Berfikir itu berlangsung didalam
batin. Orang lain tidak dapat melihat apa yang sedang saya pikirkan. Akan
tetapi, apabila yang saya pikirkan itu hendak saya beritahukan kepada orang
lain, maka isi pikiran itu, harus saya nyatakan, saya lahirkan, saya ungkapkan.

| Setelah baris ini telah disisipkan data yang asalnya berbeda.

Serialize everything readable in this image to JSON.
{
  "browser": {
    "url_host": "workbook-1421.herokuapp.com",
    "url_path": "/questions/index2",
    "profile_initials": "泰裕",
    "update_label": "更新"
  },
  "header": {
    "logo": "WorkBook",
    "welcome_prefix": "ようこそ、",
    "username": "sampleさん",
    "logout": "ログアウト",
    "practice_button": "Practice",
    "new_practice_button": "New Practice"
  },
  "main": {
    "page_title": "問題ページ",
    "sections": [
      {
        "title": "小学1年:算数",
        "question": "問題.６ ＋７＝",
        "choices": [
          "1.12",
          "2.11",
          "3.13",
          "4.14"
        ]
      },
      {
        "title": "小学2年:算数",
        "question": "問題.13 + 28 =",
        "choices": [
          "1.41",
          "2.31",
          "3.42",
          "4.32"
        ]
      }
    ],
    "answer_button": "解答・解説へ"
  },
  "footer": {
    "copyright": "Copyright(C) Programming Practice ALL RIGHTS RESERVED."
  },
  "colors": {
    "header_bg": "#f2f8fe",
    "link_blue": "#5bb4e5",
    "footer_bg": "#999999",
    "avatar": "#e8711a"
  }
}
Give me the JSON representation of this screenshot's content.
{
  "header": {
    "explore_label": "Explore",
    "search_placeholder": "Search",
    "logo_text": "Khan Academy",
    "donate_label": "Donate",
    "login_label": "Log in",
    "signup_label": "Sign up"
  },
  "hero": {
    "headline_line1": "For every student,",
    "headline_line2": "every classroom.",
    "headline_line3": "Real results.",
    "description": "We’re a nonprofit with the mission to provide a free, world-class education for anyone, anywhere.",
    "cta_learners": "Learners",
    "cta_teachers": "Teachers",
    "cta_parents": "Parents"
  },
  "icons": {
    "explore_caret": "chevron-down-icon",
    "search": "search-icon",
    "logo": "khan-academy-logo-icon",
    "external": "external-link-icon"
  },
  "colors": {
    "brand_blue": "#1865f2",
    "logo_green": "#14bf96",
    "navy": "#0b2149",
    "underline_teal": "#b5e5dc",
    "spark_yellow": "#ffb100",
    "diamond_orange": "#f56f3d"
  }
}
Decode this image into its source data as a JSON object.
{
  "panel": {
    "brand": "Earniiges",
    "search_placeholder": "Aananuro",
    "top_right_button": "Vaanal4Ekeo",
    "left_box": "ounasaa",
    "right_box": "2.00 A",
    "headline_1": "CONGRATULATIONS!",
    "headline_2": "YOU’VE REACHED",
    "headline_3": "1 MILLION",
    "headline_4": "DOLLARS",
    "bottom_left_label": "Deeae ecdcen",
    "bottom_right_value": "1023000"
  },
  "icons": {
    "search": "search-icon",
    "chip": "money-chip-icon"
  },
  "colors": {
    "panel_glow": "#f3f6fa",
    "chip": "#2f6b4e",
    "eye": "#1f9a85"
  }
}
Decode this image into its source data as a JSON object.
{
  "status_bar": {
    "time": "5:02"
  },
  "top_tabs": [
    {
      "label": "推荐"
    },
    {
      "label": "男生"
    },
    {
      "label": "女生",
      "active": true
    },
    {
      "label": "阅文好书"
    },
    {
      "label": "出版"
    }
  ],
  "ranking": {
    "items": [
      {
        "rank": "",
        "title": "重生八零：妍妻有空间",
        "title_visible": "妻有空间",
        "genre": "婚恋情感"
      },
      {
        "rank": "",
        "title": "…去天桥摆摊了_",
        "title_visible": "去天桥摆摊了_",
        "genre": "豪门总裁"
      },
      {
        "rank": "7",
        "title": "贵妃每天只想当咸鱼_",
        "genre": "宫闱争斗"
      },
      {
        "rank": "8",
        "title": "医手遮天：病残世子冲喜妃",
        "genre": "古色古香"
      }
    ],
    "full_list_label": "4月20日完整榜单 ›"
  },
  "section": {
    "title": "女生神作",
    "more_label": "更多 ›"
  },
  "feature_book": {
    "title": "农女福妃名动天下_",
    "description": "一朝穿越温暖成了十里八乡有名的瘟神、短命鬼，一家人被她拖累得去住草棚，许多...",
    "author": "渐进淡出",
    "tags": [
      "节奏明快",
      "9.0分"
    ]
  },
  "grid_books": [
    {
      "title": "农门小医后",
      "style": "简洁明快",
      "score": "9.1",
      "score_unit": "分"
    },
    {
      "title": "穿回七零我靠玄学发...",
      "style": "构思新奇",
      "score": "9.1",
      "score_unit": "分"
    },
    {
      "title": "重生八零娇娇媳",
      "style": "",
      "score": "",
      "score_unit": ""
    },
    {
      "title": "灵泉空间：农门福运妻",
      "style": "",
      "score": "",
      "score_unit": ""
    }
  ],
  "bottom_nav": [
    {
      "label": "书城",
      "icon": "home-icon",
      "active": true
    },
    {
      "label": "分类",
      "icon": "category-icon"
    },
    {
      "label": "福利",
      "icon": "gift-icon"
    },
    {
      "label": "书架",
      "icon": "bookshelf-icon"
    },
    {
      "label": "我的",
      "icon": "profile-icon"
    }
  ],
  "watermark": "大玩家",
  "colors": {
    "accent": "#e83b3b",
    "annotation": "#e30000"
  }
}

Untuk menyatakan isi pikiran itu, ada berbagai jalan, yaitu dengan tanda atau
isyarat, atau dengan kata-kata. Bahasa – baik lisan ataupun tertulis , adalah
alat untuk menyatakan isi pikiran.
Jadi, antara pemikiran dan bahasa
ada suatu hubungan timbal balik. Berfikir dengan jelas dan tepat menuntut
pemakaian kata yang tepat; sebaliknya pemakaian kata-kata yang tepat sangat
menolong kita untuk berfikir dengan ‘lurus’. Bahasa adalah laksana alat
pemikiran yang kalau sungguh-sungguh kita kuasai dan kita gunakan dengan tepat,
sangat membantu untuk memperoleh ‘kecakapan berfikir dengn lurus’. Berfikir
dengan lurus menuntut pemakaian kata-kata yang tepat.
Pengertian-kata-term
*Kata
Untuk bertukar dengan orang lain,
maka pengertian-pengertian yang ada di dalam batin itu harus di katakan dengan
kata-kata tertentu. Kata adalah tanda lahir yang menunjukan baik barang-barang
(kenyataan) maupun pengrtian-pengertian kita tentang barang-barang (kenyataan
itu).
Kata adalah tanda lahir atau
pernyataan dari pengetian. Akan tetapi, kata itu tidak sama dengan pengetian.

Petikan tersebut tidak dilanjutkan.